Johnson City Youth Mission Trip to South Texas
Twenty middle-school youth from Johnson City packed their tools and air mattresses and spent last week in Mercedes, in the Rio Grande Valley, making life better for some of the poorest residents in the state.
"Mercedes was much like Johnson City,” said Carrie Anders, youth director at First United Methodist Church, "with people who gave us an opportunity to show God’s love through our service and smiles.”
The adventure started with mixing the kids from the six different Methodist churches into teams where they had to learn to work with strangers. And work was the theme of the day. Every day.
Some went to the Team House near the border, where mission teams traveling to and from Mexico can spend the night without a motel bill. Paint teams scraped old paint and applied new, then built a new door, and wrapped it up with a decorative cross on the wall — made from prints of their hands dipped in paint.
“The paint project was my favorite job, “recalled Mason Roberts, “because we had a sense of accomplishment when the shed was done.”
On other days, teams were filling more than 100 backpacks with school supplies or making up hygiene kits of such items as soap, toothpaste and shampoo. The school supplies will go to low-income students around Mercedes, and the hygiene kits will go across the border to poor neighborhoods in Mexico, where those items are luxuries.
When that job ran out, the youngsters filled family-sized bags of rice and beans to be given this week to needy residents.
“We take personal hygiene products and school supplies for granted. This really opened my eyes to how much we have that others may not,” said Aubrey Ockman.
If that was an introduction to poverty, the real course was taught at Mission La Mesa, a small church in a nearby colonia. Colonias are unofficial communities with no city services or utilities, where the poorest residents pay for the privilege of building a home out of plywood, sheet metal, even cardboard.
In the colonia church, the students led local children in Vacation Bible School, complete with the same sort of crafts, games, play and Bible lessons we’d expect here at home — only in Spanish.
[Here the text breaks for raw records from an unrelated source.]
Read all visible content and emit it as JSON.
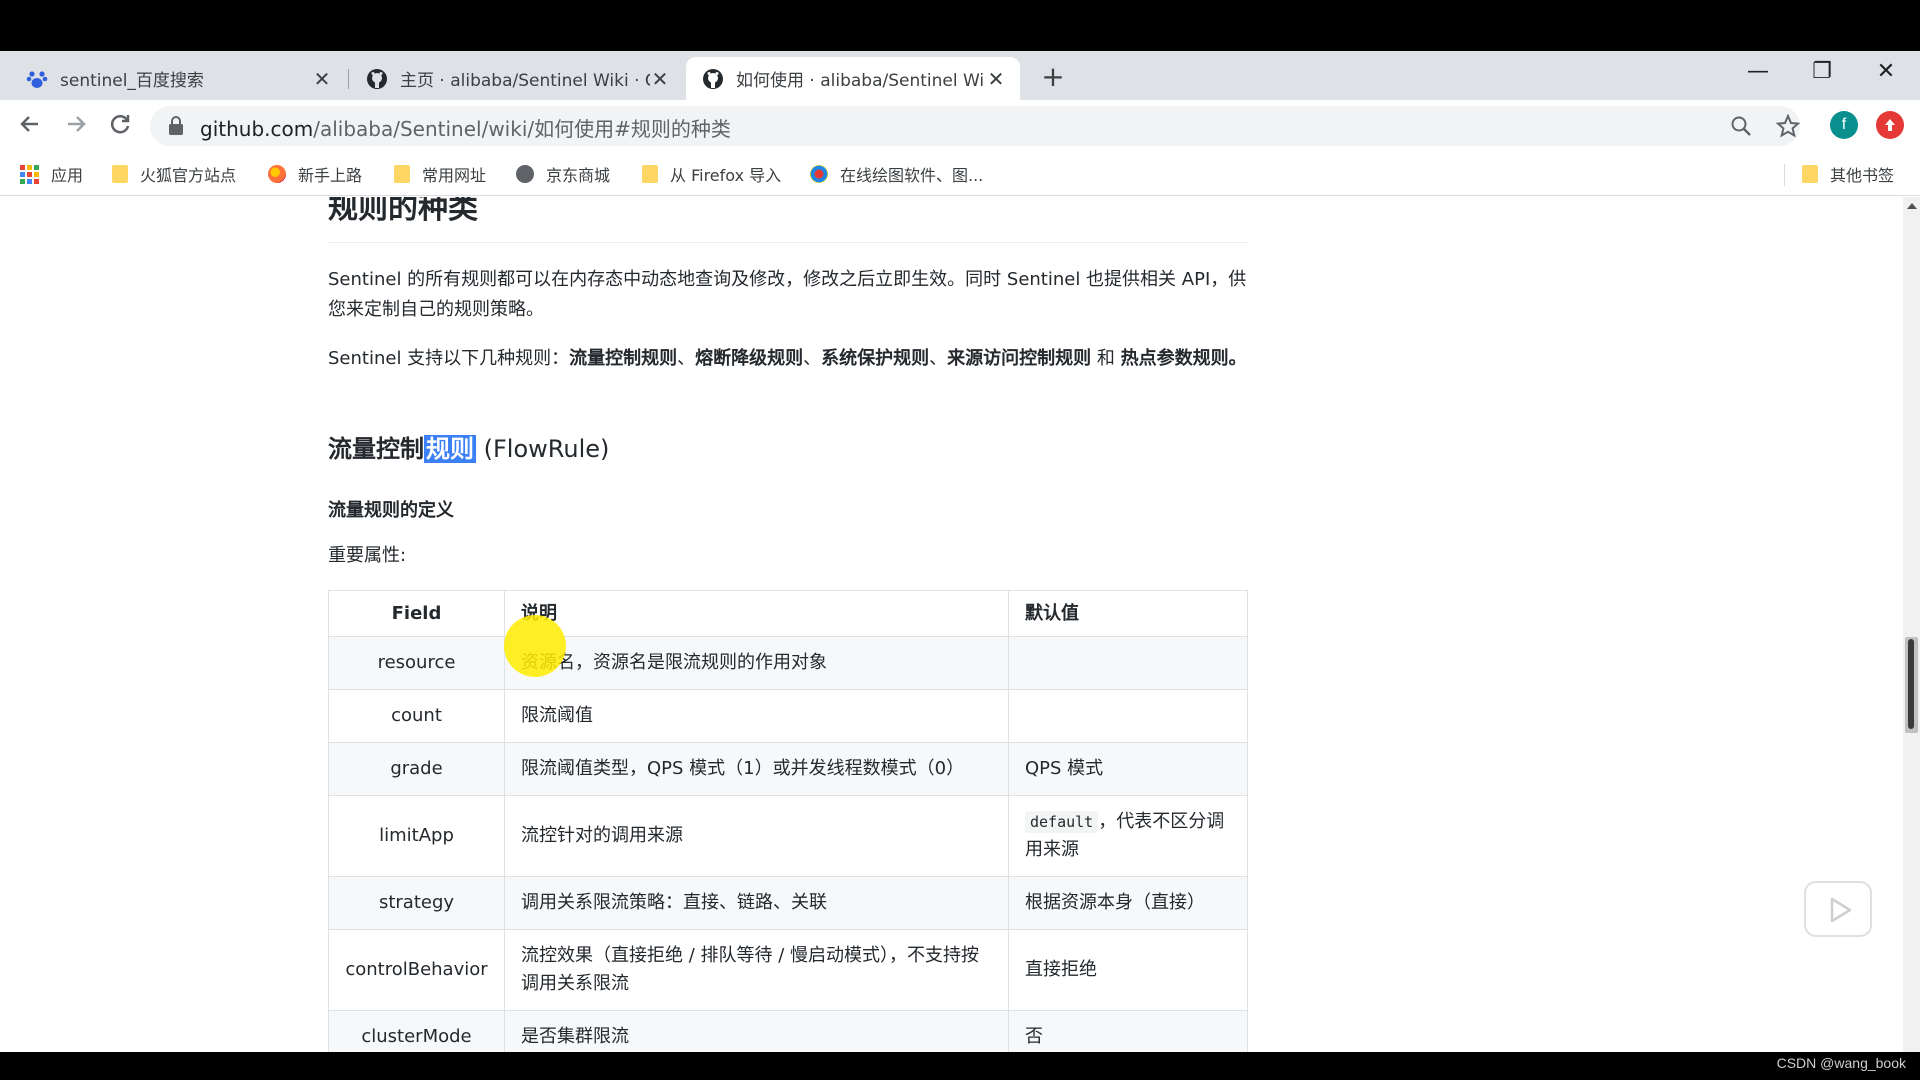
{
  "browser": {
    "tabs": [
      {
        "title": "sentinel_百度搜索",
        "icon": "baidu-paw-icon",
        "close": "✕"
      },
      {
        "title": "主页 · alibaba/Sentinel Wiki · G",
        "icon": "github-icon",
        "close": "✕"
      },
      {
        "title": "如何使用 · alibaba/Sentinel Wi",
        "icon": "github-icon",
        "close": "✕"
      }
    ],
    "new_tab": "+",
    "window_controls": {
      "minimize": "—",
      "restore": "❐",
      "close": "✕"
    },
    "url_host": "github.com",
    "url_path": "/alibaba/Sentinel/wiki/如何使用#规则的种类",
    "profile_letter": "f",
    "bookmarks": [
      {
        "label": "应用",
        "icon": "apps-grid-icon"
      },
      {
        "label": "火狐官方站点",
        "icon": "folder-icon"
      },
      {
        "label": "新手上路",
        "icon": "firefox-icon"
      },
      {
        "label": "常用网址",
        "icon": "folder-icon"
      },
      {
        "label": "京东商城",
        "icon": "globe-icon"
      },
      {
        "label": "从 Firefox 导入",
        "icon": "folder-icon"
      },
      {
        "label": "在线绘图软件、图...",
        "icon": "drawing-site-icon"
      }
    ],
    "other_bookmarks": "其他书签"
  },
  "article": {
    "section_title": "规则的种类",
    "intro": "Sentinel 的所有规则都可以在内存态中动态地查询及修改，修改之后立即生效。同时 Sentinel 也提供相关 API，供您来定制自己的规则策略。",
    "supports_prefix": "Sentinel 支持以下几种规则：",
    "rule_types": [
      "流量控制规则",
      "熔断降级规则",
      "系统保护规则",
      "来源访问控制规则",
      "热点参数规则"
    ],
    "sep": "、",
    "and": " 和 ",
    "end": "。",
    "flow_title_a": "流量控制",
    "flow_title_hl": "规则",
    "flow_title_en": " (FlowRule)",
    "definition_title": "流量规则的定义",
    "important_props": "重要属性:",
    "table": {
      "headers": [
        "Field",
        "说明",
        "默认值"
      ],
      "rows": [
        {
          "field": "resource",
          "desc": "资源名，资源名是限流规则的作用对象",
          "default": ""
        },
        {
          "field": "count",
          "desc": "限流阈值",
          "default": ""
        },
        {
          "field": "grade",
          "desc": "限流阈值类型，QPS 模式（1）或并发线程数模式（0）",
          "default": "QPS 模式"
        },
        {
          "field": "limitApp",
          "desc": "流控针对的调用来源",
          "default_code": "default",
          "default": "，代表不区分调用来源"
        },
        {
          "field": "strategy",
          "desc": "调用关系限流策略：直接、链路、关联",
          "default": "根据资源本身（直接）"
        },
        {
          "field": "controlBehavior",
          "desc": "流控效果（直接拒绝 / 排队等待 / 慢启动模式），不支持按调用关系限流",
          "default": "直接拒绝"
        },
        {
          "field": "clusterMode",
          "desc": "是否集群限流",
          "default": "否"
        }
      ]
    }
  },
  "watermark": "CSDN @wang_book",
  "colors": {
    "highlight": "#3b80f6",
    "cursor_marker": "#ffec00",
    "profile": "#0a8f8f",
    "extension": "#e53935"
  }
}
“I was worried about VBS because I'm really not comfortable with little kids,” admitted Luke Whittington, “but they loved the attention we gave them.
“I saw God in the joy in their faces, despite their circumstances.”
Although most of the time was spent working, faith was also a major part of the trip, with prayer to launch every day then a praise band and kid-led worship service every night.
“I felt like God was speaking to me in worship,” said Dooley Smith. “I went feeling a little lost and questioning who I was and was going to be as I move from middle school to high school. It was perfect because it helped me focus on who God is calling me to be.”
Between work and worship came fun time — “Olympic Games” you won’t see in Rio, being cool in the pool, and even a neon dance party illuminated by glowsticks.
“I enjoyed the free time because I got to make new friends," said Liesmann.
"My favorite part was meeting students from other youth groups who are Christians like I am,” added Sawyer Lynn.
Darlene Young, one of the six adults who made the trip with the kids, noted that it was the fourth summer mission trip the church has sponsored for middle schoolers.
“It’s such a blessing to see some of our students return summer after summer for these trips,” she said, "and to see the personal and spiritual growth these kids experience."